Industrial output growth, as measured by the index of industrial production (IIP), was revised upwards to 4.19 per cent in October, compared with 3.6 per cent estimated initially. IIP was almost flat in September after having declined continuously since March. IIP grew 2.1 per cent in November 2019.
IIP declined by 15.5 per cent in the first eight months of financial year 2020-21 (FY21), compared with 0.3 per cent growth in the corresponding period of the previous year. This shows that output was already slowing last year, but the Covid-induced lockdowns dragged it to contraction this year.
Data from core sectors and e-way bills had already indicated that the IIP numbers could be below par.
Output of the eight core sectors fell by 2.6 per cent in November, as against a contraction of 0.1 per cent in September and 0.9 per cent in October. Core sector constitutes 40 per cent of IIP.
Rahul Gupta, head of research – currency, Emkay Global Financial Services, said, “It was obvious that industrial production will contract after the output in the eight core sectors slumped.

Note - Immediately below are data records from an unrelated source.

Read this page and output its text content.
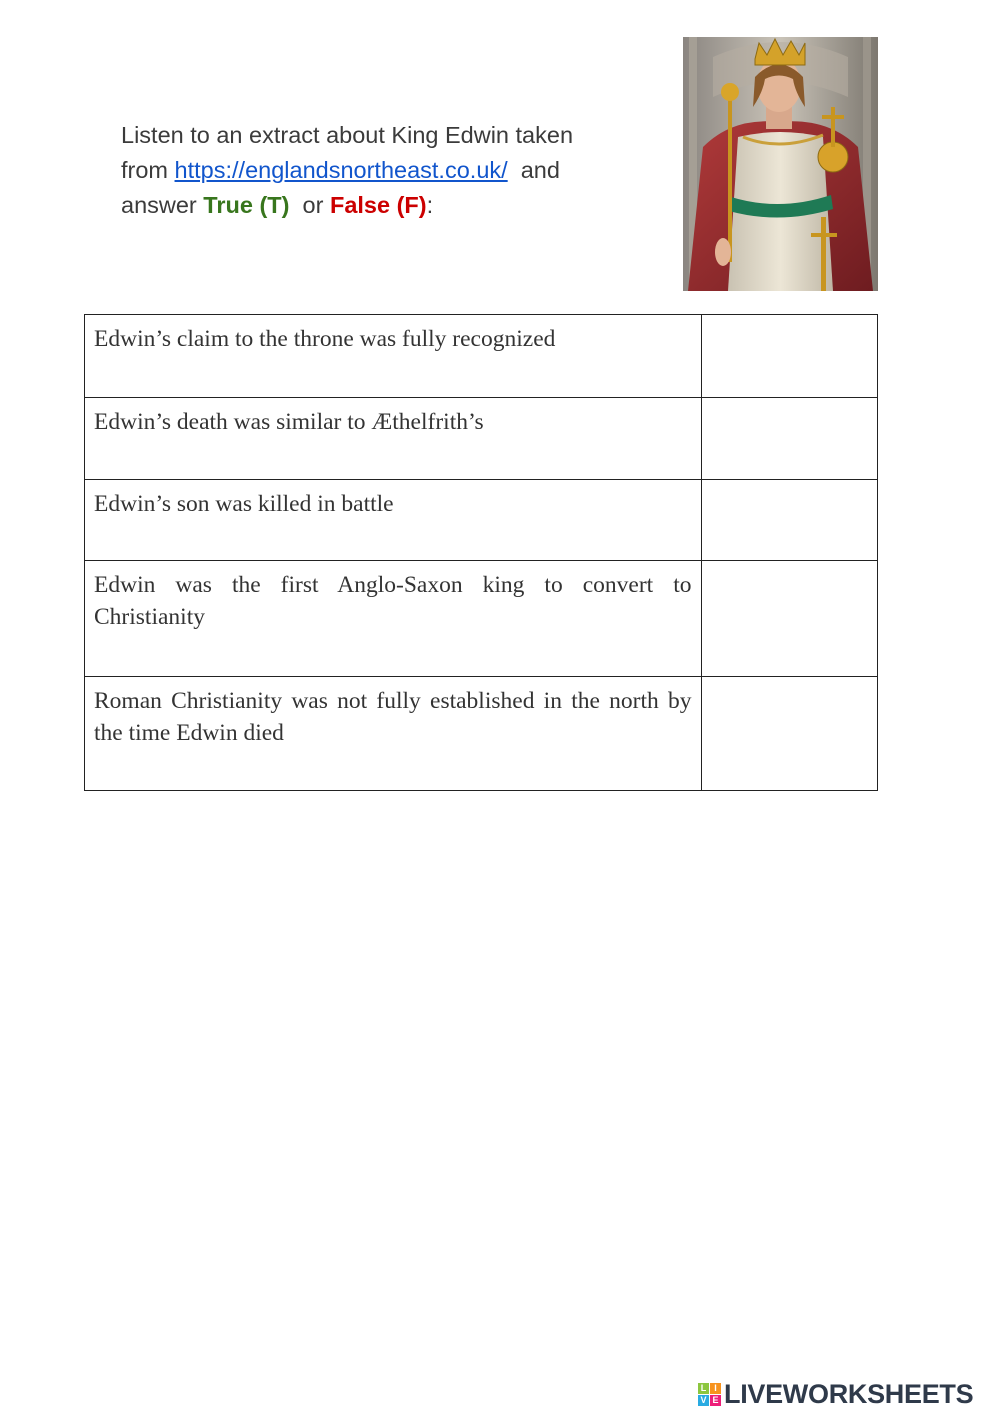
Listen to an extract about King Edwin taken
from https://englandsnortheast.co.uk/ and
answer True (T) or False (F):
Edwin’s claim to the throne was fully recognized	
Edwin’s death was similar to Æthelfrith’s	
Edwin’s son was killed in battle	
Edwin was the first Anglo-Saxon king to convert to Christianity	
Roman Christianity was not fully established in the north by the time Edwin died	
L I
V E LIVEWORKSHEETS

Overall, industrial recovery continues to be uneven and fragile and will require the stimulus support to stay in momentum.”
Also e-way bill generation fell to 57.7 million in November compared to 64.2 million in October.
“As expected, the pace of growth of many sectors has improved in December 2020, reflecting a waning of the unfavourable base effect, and pickup in demand after the temporary post-festive slack. With lead indicators such as electricity demand, exports, and GST e-way bill generation displaying a rebound in activity in December, we anticipate a pickup in the IIP back to a growth of 2-4 per cent in that month,” said Aditi Nayar, principal economist at ICRA.
Of the three broad segments in IIP, manufacturing, which constitutes about 78 per cent of the index, again contracted by 1.7 per cent in November after briefly growing by 4.1 per cent the previous month.
Manufacturing is officially projected to decline by 9.4 per cent in gross value added in the current financial year, against 0.03 per cent the previous year, according to the first advance estimates. The very fact that advance estimates came before IIP numbers for November showed that manufacturing may perform worse.
Mining output nosedived by 7.3 per cent in November against a drop of 1.3 per cent the previous month.
It was electricity generation that gave IIP a push by growing for the third consecutive month. It rose 3.5 per cent in November, albeit a tad lower than the 4.2 per cent seen in October.
In the use-based categories, all segments showed contraction, barring infrastructure and construction goods, which too remained almost flat, showing just 0.7 per cent growth.
Capital goods declined by 7.1 per cent in November after rising by 3.5 per cent in October. If the trend does not reverse in the coming months, it may affect other goods as well.
Consumer durables and fast moving consumer goods, which rose by 18 per cent and 7 per cent, respectively, in October fell by 0.7 per cent each in November.
“Contraction in IIP is a cause for concern. It shows the weak demand in the economy,” said Deepthi Mathew, economist at Geojit Financial Services.